How do teachers reply to such questions?
Are teachers starting to change what they teach?
ChatGPT will often make up an answer which is absolutely incorrect. It will even insist that it’s correct.
It appears that the only responsible way to use ChatGPT is for questions where you already know the answer or can quickly validate the correctness somehow.
People have been having this same discussion about math for many years. A copy of Mathematica can answer just about every question on every math test you will ever take. So what? We didn't stop having to learn math in order to understand anything that's based on it. Mindlessly quoting answers from ChatGPT will not teach you new ways of thinking.
As for the knowledge itself, the key thing to understand is that knowledge inside your brain is more useful in more circumstances than knowledge outside your brain. ChatGPT won't notice connections between unrelated subjects for you. It won't notify you in advance when a question ought to be asked.
I've largely given up on trying to "catch cheaters." At this point, either a student wants to really learn the information or they don't.
What are you gonna do? Cheat your way to a programming degree and then... bomb at some programming job because you don't know how to actually code or think?
I try to set students up for success, w/clear & obvious requirements (e.g. test suites for project grading) and then appeal to their sense of reciprocity: I'm trying to be cool to you, please be cool w/me & don't cheat. If you feel like you need to cheat to pass, come talk to me so we can address the material instead.
Regurgitating was never a great way to measure understanding anyway. In an ideal world, I'd have the time to sit down with each student and have a 10 minute talk, and get a sense of how well they understand the material, like the old english system.
In the long term, assuming AI takes over a significant share of knowledge work, curriculums will need to adapt, just as they adapted to computers and calculators.
Critical evidence-based thinking and the ability to properly apply understanding to solve a problem, and validate or disprove a proposed solution is something that a language model struggles to do, as it can't apply the reasoning process on facts and circumstances and context.
GPT output can be very believable and confident, but I would expect a good student to be able to question and interrogate a position and establish whether it is accurate or not, based on an evaluation of the available evidence.
Education moves slowly as a sector, and I doubt many have changed anything in the last month or two, but the pandemic and a shift to remote exams or "open book" exams has (for good courses and educators) resulted in more of a focus on explanations, justification, application of knowledge to new areas, and critical evaluation. If you could copy it down in a book and repeat it in an open book exam, chances are a language model poses the same threat.
A simple answer would be to have students take handwritten exams in class, with no electronics allowed. This is not always possible (ie online classes). Homework has always been subject to a number of methods that relieve the student from the burden of actually learning the material (ie parents helping, copying other students, searching online, etc).
Online classes are a tougher problem to solve. Maybe the answer for that is requiring that they be paired with proctored exams.
Also, ChatGPT in particular is a terrible "source of truth". It gives plausible sounding answers, but they may not be factually correct.

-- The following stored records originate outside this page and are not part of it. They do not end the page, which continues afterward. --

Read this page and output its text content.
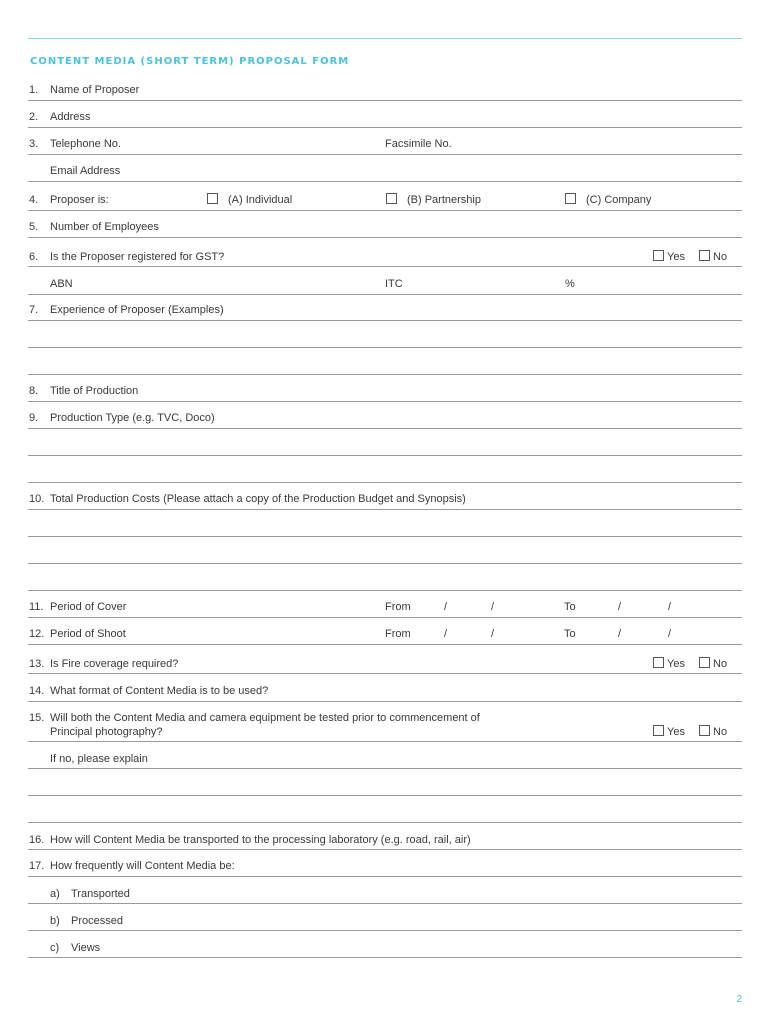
CONTENT MEDIA (SHORT TERM) PROPOSAL FORM
1. Name of Proposer
2. Address
3. Telephone No.	Facsimile No.
Email Address
4. Proposer is:	(A) Individual	(B) Partnership	(C) Company
5. Number of Employees
6. Is the Proposer registered for GST?	Yes	No
ABN	ITC	%
7. Experience of Proposer (Examples)
8. Title of Production
9. Production Type (e.g. TVC, Doco)
10. Total Production Costs (Please attach a copy of the Production Budget and Synopsis)
11. Period of Cover	From	/	/	To	/	/
12. Period of Shoot	From	/	/	To	/	/
13. Is Fire coverage required?	Yes	No
14. What format of Content Media is to be used?
15. Will both the Content Media and camera equipment be tested prior to commencement of
Principal photography?	Yes	No
If no, please explain
16. How will Content Media be transported to the processing laboratory (e.g. road, rail, air)
17. How frequently will Content Media be:
a) Transported
b) Processed
c) Views
2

I just asked ChatGPT to write a press release for a new scientific discovery, which would be impossible to actually happen. It happily did so, making up a name for a new element along with creating a fake quote from a made-up researcher at a made-up National Laboratory. You could do the same for historical events, current institutions, anything.
It dismays me seeing such poor takes everywhere about how they think education will falter and people ask questions like this, it's almost comical.
Perhaps people should start to learn that education is about learning how to learn and applying that to new concepts.
As most (all?) researchers will tell you, asking good questions is the often times the hard part.
A good curriculum, sadly rarely found, will teach you how to think and how to ask good questions. Chatgpt doesn’t really impact this, imho.
Because understanding and looking it up are not the same. We've been able to look up things since we've had libraries and experts.
One one hand, you may end up doing something really stupid/dangerous just because you don't know what the answer means or what are the implications and blindly do what the statistical model tells you.
On the other hand learning gives you "HD vision" for the world.
Anything new you learn will let you see much more detail of the things around you, and you don't really know what you're missing, you really can't know, because until you learn it, you're blind.
Moreover, while ChatGPT is really good, it can make mistakes, and if said mistake isn't an obvious one, then you'd need to have a good general understanding of the thing you're asking a question about to spot that mistake.
We should also consider that ChatGPT won't be free forever, so it might be a bad idea to change teaching in a way that assumes that these kinds of things will always be accessible to students and wherever you're going to work.
I don’t really understand the uptick of “Rate how much the idea of a confident-sounding chat bot has shaken your world view to the core on a scale from 1-10” posts. It’s a language model, not a New Internet.
In most cases, homework / basic questions are to strengthen your knowledge. If you are letting the AI do this for you, are you able to have a conversation about said topic?
Changing what teachers teach will not change the problem. Students will always use this bot now. The cat is out of the bag.